Rachel Heng – Her novel Suicide Club tells about a trader on the New York exchange—where instead of stocks, human organs are now bought and sold. With the right balance of HealthTech™, rigorous juicing, and low-impact exercise, she might never die. But Lea’s perfect life is turned upside down when she spots her estranged father on a crowded sidewalk. His return marks the beginning of her downfall as she is drawn into his mysterious world of the Suicide Club, a network of powerful individuals and rebels who reject society’s pursuit of immortality.
Nalo Hopkinson – In 2021 honored by the Science Fiction Writers of America with the Damon Knight Memorial Grand Master Award, making her the first woman recipient of African descent. She is also a recipient of the John W. Campbell Award, the World Fantasy Award, and the Sunburst Award.
Morgan Talty — His forthcoming story collection Night of the Living Rez includes at least one story of genre interest, in which a boy unearths a jar that holds an old curse, which sets into motion his family’s unraveling.
Laura van den Berg – Her novel The Third Hotel involves the apparent return of the dead, blurring the distinction between reality and fantasy.
Yvonne Woon — The author of the Dead Beautiful paranormal mystery series.

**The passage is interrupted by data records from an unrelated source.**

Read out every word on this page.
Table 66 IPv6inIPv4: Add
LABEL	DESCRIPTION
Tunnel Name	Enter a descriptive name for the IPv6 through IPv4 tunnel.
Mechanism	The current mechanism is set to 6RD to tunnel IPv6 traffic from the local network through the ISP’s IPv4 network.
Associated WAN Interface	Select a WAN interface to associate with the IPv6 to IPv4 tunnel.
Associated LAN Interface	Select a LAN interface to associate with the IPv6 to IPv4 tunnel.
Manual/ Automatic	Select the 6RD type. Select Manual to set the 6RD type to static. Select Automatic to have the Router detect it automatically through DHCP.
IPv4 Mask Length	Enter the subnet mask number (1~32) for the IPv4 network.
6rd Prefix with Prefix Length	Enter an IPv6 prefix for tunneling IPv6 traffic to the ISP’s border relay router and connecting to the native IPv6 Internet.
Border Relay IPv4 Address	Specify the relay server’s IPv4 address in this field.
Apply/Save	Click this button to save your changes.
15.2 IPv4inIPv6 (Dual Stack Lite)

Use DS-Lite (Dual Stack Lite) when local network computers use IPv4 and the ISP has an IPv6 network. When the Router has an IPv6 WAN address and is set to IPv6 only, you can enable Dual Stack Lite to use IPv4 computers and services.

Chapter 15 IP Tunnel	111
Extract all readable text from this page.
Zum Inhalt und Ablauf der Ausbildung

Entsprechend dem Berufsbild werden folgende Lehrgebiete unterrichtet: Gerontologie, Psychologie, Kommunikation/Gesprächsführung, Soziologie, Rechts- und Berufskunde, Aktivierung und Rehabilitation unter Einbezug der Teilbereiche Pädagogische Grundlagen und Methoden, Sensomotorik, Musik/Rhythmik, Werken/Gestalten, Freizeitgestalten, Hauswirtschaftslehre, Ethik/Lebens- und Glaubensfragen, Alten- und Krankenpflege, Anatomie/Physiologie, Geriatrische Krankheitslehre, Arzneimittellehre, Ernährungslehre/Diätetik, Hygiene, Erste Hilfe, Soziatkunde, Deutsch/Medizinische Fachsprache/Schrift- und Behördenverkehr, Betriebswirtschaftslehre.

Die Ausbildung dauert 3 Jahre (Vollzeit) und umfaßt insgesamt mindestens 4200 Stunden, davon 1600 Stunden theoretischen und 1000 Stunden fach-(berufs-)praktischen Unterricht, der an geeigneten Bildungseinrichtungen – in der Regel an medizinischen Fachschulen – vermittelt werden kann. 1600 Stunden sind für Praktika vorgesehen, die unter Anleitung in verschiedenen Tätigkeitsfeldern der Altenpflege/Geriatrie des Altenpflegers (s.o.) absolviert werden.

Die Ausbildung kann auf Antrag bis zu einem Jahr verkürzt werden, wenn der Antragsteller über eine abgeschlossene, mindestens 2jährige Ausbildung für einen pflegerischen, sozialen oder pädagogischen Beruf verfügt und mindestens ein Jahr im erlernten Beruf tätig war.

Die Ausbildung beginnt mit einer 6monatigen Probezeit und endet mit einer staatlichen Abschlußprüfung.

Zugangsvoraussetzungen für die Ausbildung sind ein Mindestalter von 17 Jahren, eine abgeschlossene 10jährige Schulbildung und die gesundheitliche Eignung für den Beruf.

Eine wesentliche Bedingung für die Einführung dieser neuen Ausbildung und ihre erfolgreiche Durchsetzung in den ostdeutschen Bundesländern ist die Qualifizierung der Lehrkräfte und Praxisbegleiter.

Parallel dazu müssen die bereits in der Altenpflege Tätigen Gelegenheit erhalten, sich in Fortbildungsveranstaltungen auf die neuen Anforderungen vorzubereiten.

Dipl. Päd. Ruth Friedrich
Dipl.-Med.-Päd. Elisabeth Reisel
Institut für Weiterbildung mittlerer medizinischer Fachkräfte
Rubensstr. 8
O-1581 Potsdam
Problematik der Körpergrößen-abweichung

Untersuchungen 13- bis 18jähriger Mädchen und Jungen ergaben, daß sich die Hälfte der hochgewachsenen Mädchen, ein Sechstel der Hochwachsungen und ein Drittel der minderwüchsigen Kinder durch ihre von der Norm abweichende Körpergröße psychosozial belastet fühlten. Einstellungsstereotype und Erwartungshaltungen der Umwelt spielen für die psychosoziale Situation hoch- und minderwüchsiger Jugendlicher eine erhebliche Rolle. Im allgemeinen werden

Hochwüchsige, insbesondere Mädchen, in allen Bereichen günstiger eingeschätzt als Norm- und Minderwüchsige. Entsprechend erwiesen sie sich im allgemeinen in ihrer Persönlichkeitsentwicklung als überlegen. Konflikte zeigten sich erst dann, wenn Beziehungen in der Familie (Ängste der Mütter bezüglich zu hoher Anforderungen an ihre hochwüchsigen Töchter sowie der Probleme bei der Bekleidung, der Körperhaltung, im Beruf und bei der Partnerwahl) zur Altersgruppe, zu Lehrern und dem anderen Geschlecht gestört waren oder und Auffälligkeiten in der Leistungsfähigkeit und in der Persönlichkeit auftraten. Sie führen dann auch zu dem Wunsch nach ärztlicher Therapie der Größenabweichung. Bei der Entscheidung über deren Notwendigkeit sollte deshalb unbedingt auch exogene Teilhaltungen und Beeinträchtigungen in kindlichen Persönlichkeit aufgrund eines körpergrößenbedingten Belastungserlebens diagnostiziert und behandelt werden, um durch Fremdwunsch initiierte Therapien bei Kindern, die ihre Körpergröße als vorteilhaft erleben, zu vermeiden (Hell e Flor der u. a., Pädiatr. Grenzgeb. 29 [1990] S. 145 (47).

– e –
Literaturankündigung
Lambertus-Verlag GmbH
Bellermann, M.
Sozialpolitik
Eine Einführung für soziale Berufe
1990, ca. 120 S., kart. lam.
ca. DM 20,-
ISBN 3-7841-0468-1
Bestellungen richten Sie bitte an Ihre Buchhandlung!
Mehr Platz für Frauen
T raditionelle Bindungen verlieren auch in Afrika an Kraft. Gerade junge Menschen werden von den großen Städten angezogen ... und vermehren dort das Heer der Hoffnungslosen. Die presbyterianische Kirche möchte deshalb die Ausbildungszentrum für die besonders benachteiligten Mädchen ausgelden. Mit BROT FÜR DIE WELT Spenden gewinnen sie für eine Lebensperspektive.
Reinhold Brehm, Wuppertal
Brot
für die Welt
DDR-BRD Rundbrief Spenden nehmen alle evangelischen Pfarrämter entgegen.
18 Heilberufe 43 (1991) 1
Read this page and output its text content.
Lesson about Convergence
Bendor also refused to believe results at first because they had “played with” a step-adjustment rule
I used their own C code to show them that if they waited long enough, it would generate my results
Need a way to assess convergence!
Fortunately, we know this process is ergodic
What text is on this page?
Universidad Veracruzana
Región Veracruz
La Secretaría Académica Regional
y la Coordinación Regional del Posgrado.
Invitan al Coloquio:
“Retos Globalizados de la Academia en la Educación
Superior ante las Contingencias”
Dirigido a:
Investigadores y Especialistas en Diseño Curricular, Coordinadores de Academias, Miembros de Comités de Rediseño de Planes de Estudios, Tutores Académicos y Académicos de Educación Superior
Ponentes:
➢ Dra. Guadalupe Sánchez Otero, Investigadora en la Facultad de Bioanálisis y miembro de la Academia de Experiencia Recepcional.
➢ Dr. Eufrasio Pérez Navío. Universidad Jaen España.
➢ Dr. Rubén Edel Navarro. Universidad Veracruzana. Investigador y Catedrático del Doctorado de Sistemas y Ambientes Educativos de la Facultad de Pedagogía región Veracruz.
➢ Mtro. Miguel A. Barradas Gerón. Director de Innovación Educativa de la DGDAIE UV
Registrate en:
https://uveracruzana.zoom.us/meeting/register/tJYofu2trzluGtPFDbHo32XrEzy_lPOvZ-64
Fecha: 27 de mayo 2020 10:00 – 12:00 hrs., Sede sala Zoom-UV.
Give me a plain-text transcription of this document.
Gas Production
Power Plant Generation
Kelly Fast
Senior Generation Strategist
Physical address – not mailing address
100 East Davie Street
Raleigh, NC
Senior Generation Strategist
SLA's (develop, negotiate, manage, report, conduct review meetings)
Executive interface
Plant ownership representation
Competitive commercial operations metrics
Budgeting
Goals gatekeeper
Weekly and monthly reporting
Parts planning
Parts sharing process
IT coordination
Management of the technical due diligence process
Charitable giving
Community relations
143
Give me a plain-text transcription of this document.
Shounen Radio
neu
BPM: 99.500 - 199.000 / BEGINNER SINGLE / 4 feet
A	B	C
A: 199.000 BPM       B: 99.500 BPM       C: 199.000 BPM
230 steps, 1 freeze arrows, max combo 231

Nalo Hopkinson’s comment on receiving the fellowship is:
As a genre, speculative fiction challenges the preconceptions we’ve internalized about what is known, what is possible, whose experiences are important. From the most frivolous story to the most rigorous, it does so by stepping outside the borders of reality to imagine alternate ways of being. As such, it can be an extremely important mode of fiction for audiences, authors, and communities that experience institutionalized oppression. It’s certainly been the genre that allowed me to find my voice, my courage as a queer, Black woman writer living with the legacy of colonization. It’s given me new paradigms in a world that sorely needs them, and the conceptual tools with which to consider them. Reading and writing in this mode has brought me so much joy, hope, wonder, intellectual engagement, and artistic delight. It is my privilege when I can bring readers any of those gifts. Yet for all its revolutionary potential, speculative fiction—science fiction, fantasy, horror, etc.—are frequently misunderstood and held in contempt by the larger literary community. There are grants and publishing venues which explicitly exclude genre fiction at the outset, and creative writing departments which refuse to let their students write it. So receiving this recognition from the National Endowment for the Arts is for me a much appreciated acknowledgement that the value of my genre and my work can be perceived on a larger artistic stage. It’s something I’ve always believed, but this fellowship tells me that I may be contributing in a small way to making some room at the table. I’m eager to share the new work the fellowship will enable.
The fellowships are worth $25,000, and there were more than 2,000 applicants this year. The fellowships allow recipients to set aside time for writing, research, travel, and career development. The winners are selected through an anonymous process and are judged on the basis of artistic excellence of the work sample they provided.